I do have other sources of information and I probably agree in general that AI companies are doing pretty shady financial shenanigans. I even think it's possible that openai is in real trouble. But I don't extrapolate that into "AI is useless", which is what he does.

3 comments

> I guess what I'm saying is that I won't look at his numbers since he's an unreliable source from my point of view and there's a chance that he's going to try to deceive me and it's a waste of time for me to listen to him.

But he's linking out to sources

I would agree with you that extrapolating to “AI is useless” is definitely a giant step too far, and that part of the article ruins a lot of the other interesting bits of it.

It’s great that he cites a lot of sources but some of them aren’t great, like the Microsoft story about canceling their Claude spend. I think that particular story isn’t much of an indicator of anything, and it might not even be true.

But the financial part…this guy isn’t the only person out there sounding the alarm about the math not mathing.

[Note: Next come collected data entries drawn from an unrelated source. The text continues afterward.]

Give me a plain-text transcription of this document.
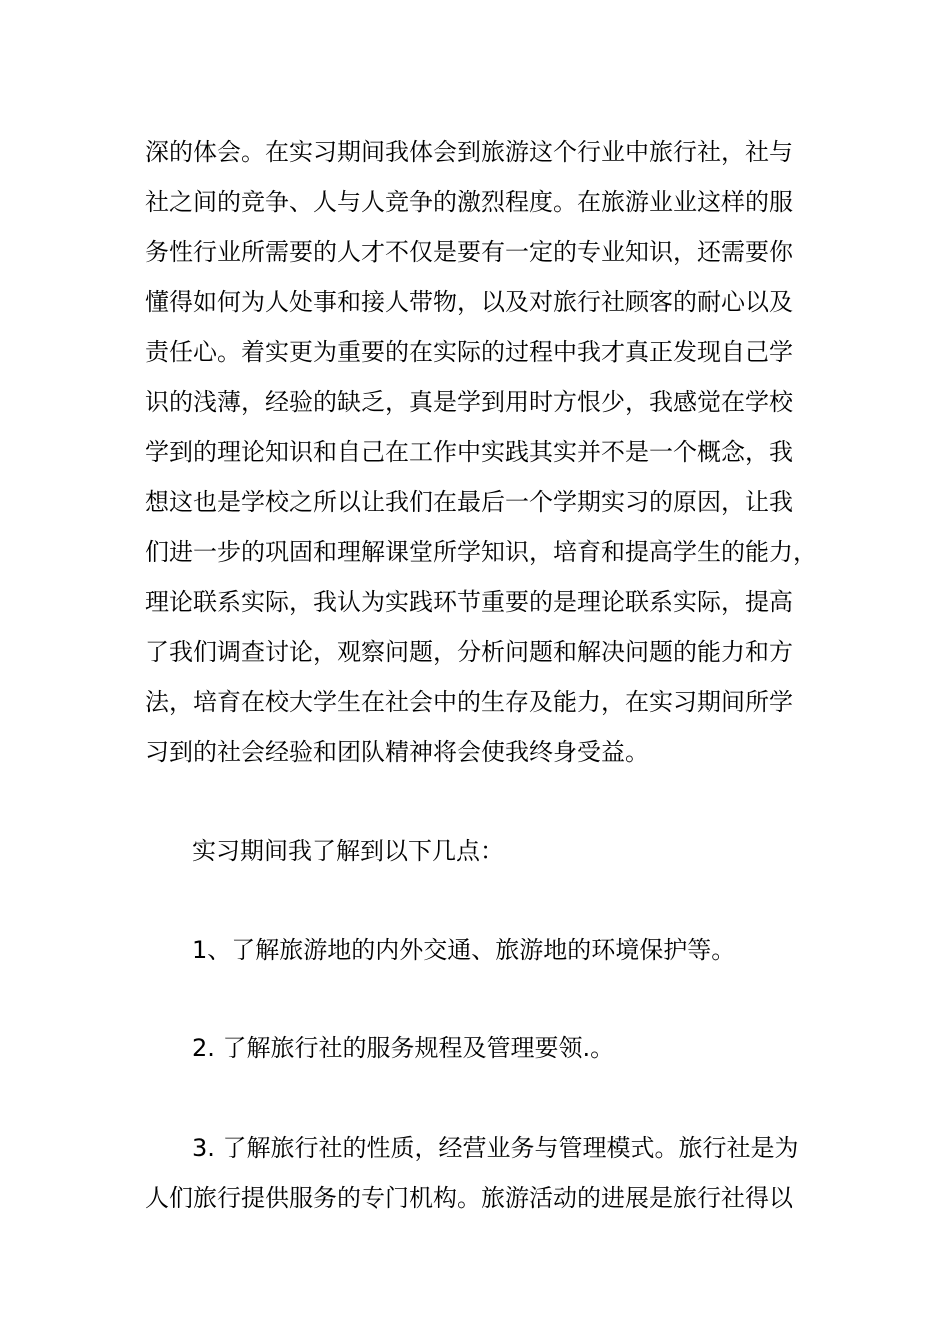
深的体会。在实习期间我体会到旅游这个行业中旅行社，社与
社之间的竞争、人与人竞争的激烈程度。在旅游业业这样的服
务性行业所需要的人才不仅是要有一定的专业知识，还需要你
懂得如何为人处事和接人带物，以及对旅行社顾客的耐心以及
责任心。着实更为重要的在实际的过程中我才真正发现自己学
识的浅薄，经验的缺乏，真是学到用时方恨少，我感觉在学校
学到的理论知识和自己在工作中实践其实并不是一个概念，我
想这也是学校之所以让我们在最后一个学期实习的原因，让我
们进一步的巩固和理解课堂所学知识，培育和提高学生的能力，
理论联系实际，我认为实践环节重要的是理论联系实际，提高
了我们调查讨论，观察问题，分析问题和解决问题的能力和方
法，培育在校大学生在社会中的生存及能力，在实习期间所学
习到的社会经验和团队精神将会使我终身受益。
实习期间我了解到以下几点：
1、了解旅游地的内外交通、旅游地的环境保护等。
2. 了解旅行社的服务规程及管理要领.。
3. 了解旅行社的性质，经营业务与管理模式。旅行社是为
人们旅行提供服务的专门机构。旅游活动的进展是旅行社得以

FWIW I agree the financials are a bit crazy and OpenAI went a bit nuts with the circular deals. That said, honestly, I don't think it's the end of the world. I think there will probably be some correction/crash and it will probably be healthy. A lot of these circular deals will get canceled, but it's at the end of the day people changing imaginary numbers with each other. The underlying tech I still think it's revolutionary regardless, the same way that the internet was and the tech boom crash at the end of the day was a distraction from the fact that these companies did end up "ruling the world"
This is what critical reading is for. It requires you examining your own assumptions as much as the text's. If you don't engage with something or someone because of your own bias or assumptions, that is also willful ignorance; you also might end up never updating your prior stance when new information emerges.

There is a financial argument and capability argument.

In this case, he doesn't make the claim one follows from the other.

There's no shortage of sources of information. I'll exercise "critical reading" with sources I consider trustworthy to begin with. I've no time to engage with difficult analysis from people who are not worth the effort. You wouldn't engage with every lunacy you read on a tabloid, right? similar principle
Fair enough. I won't debate preferences or how you choose to spend your time. I think one of the merits of his articles is that he surveys and gathers sources that others can engage with. Even if we admit he is biased, that exercise (his writing) alone is valuable because one can contradict or reassess his claims.